The Ghana Private Road Transport Union (GPRTU) is planning on going to the negotiation table next week with the Ministry of Transport for fare increment.

It follows the implementation of the Emissions Levy Act, 2023 (Act 1112), in line with the government’s efforts to address greenhouse gas emissions, promoting the adoption of eco-friendly technology and green energy.

The levy, which requires motorcycle and tricycle owners to pay GH₵75 per annum, and motor vehicles, buses, and coaches up to 3000 cubic centimetres to pay GH₵150 annually, took effect on February 1, 2024.

In reaction to this, the Industrial Relations Officer of GPRTU, Abass Imoro said the cost will have to be “shared with the general public who are our clients”.

“We are into business and nobody owning a vehicle for commercial purposes and want to work and go back home empty-handed…If this has added to our already existing burden, why not{increase fares}”

He said the leadership of the Union will meet the Transport Minister, Hon Kwaku Ofori Asiamah over new fares.

He also revealed his outfit was left out of government discussions and deliberations leading up to the passage of the tax policy with their numerous petitions to the government to rescind trashed.

“We were not part of government discussion on this.
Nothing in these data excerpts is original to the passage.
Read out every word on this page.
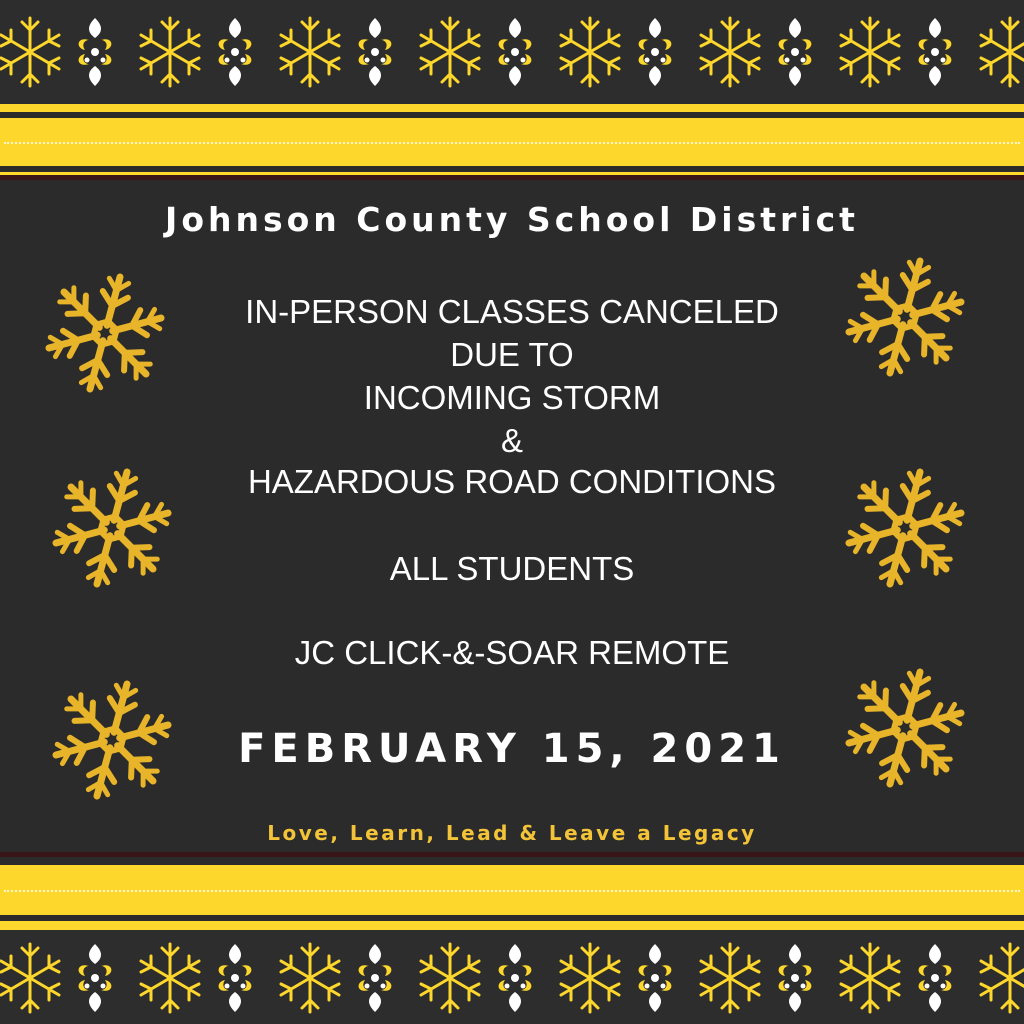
Johnson County School District

IN-PERSON CLASSES CANCELED

DUE TO

INCOMING STORM

&

HAZARDOUS ROAD CONDITIONS

ALL STUDENTS

JC CLICK-&-SOAR REMOTE

FEBRUARY 15, 2021

Love, Learn, Lead & Leave a Legacy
Before they came out to reveal, we spotted it in the budget presented to Parliament and we raised an issue to the effect that if it’s about emission, we are already paying for it. But it looks like our suggestion was not listened to.
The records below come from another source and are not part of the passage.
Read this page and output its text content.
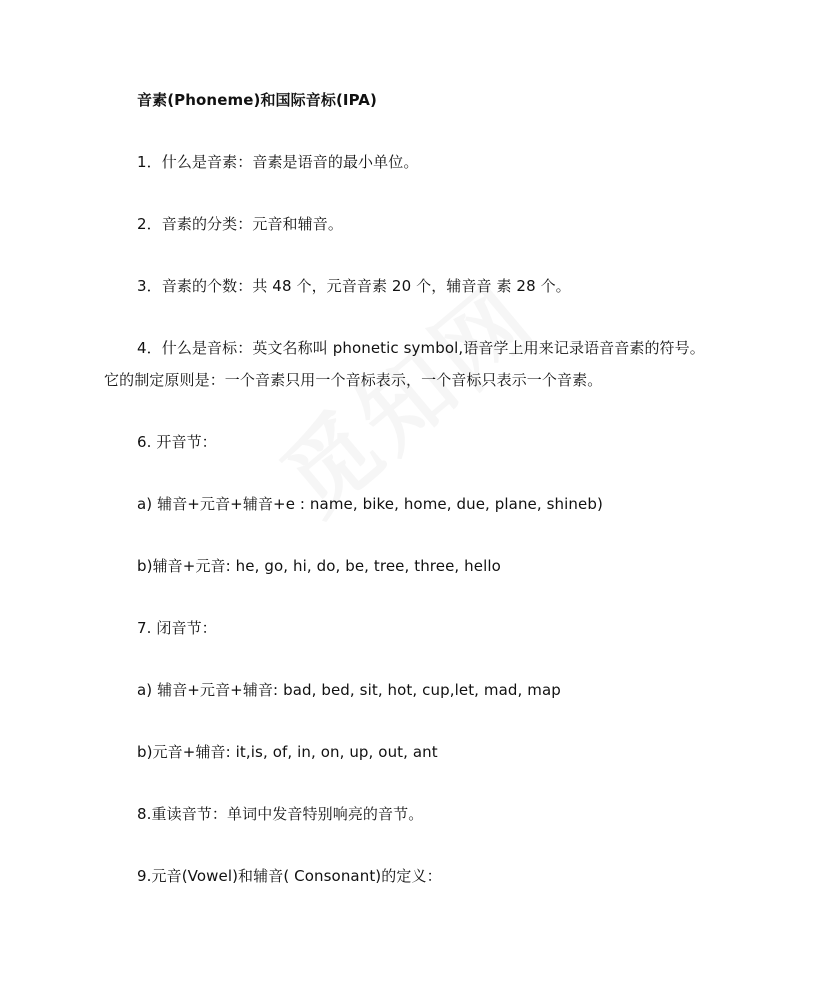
音素(Phoneme)和国际音标(IPA)
1．什么是音素：音素是语音的最小单位。
2．音素的分类：元音和辅音。
3．音素的个数：共 48 个，元音音素 20 个，辅音音 素 28 个。
4．什么是音标：英文名称叫 phonetic symbol,语音学上用来记录语音音素的符号。
它的制定原则是：一个音素只用一个音标表示，一个音标只表示一个音素。
6. 开音节：
a) 辅音+元音+辅音+e : name, bike, home, due, plane, shineb)
b)辅音+元音: he, go, hi, do, be, tree, three, hello
7. 闭音节：
a) 辅音+元音+辅音: bad, bed, sit, hot, cup,let, mad, map
b)元音+辅音: it,is, of, in, on, up, out, ant
8.重读音节：单词中发音特别响亮的音节。
9.元音(Vowel)和辅音( Consonant)的定义：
“We petitioned the Parliament but we haven’t had a response till now. We had the privilege of having a meeting with the Transport Minister and Finance Minister. We presented the same issue to the Finance Minister…The Finance Minister promised to consider it,” he said in an interview on Eyewitness News monitored by

According to him, the next time they heard, the levy had taken effect.

In mid-January, the GPRTU announced a 20% hike in transport fares over high taxes on spare parts and the 10% increment in insurance premiums; however, the Transport Ministry halted the move noting it had not been approved.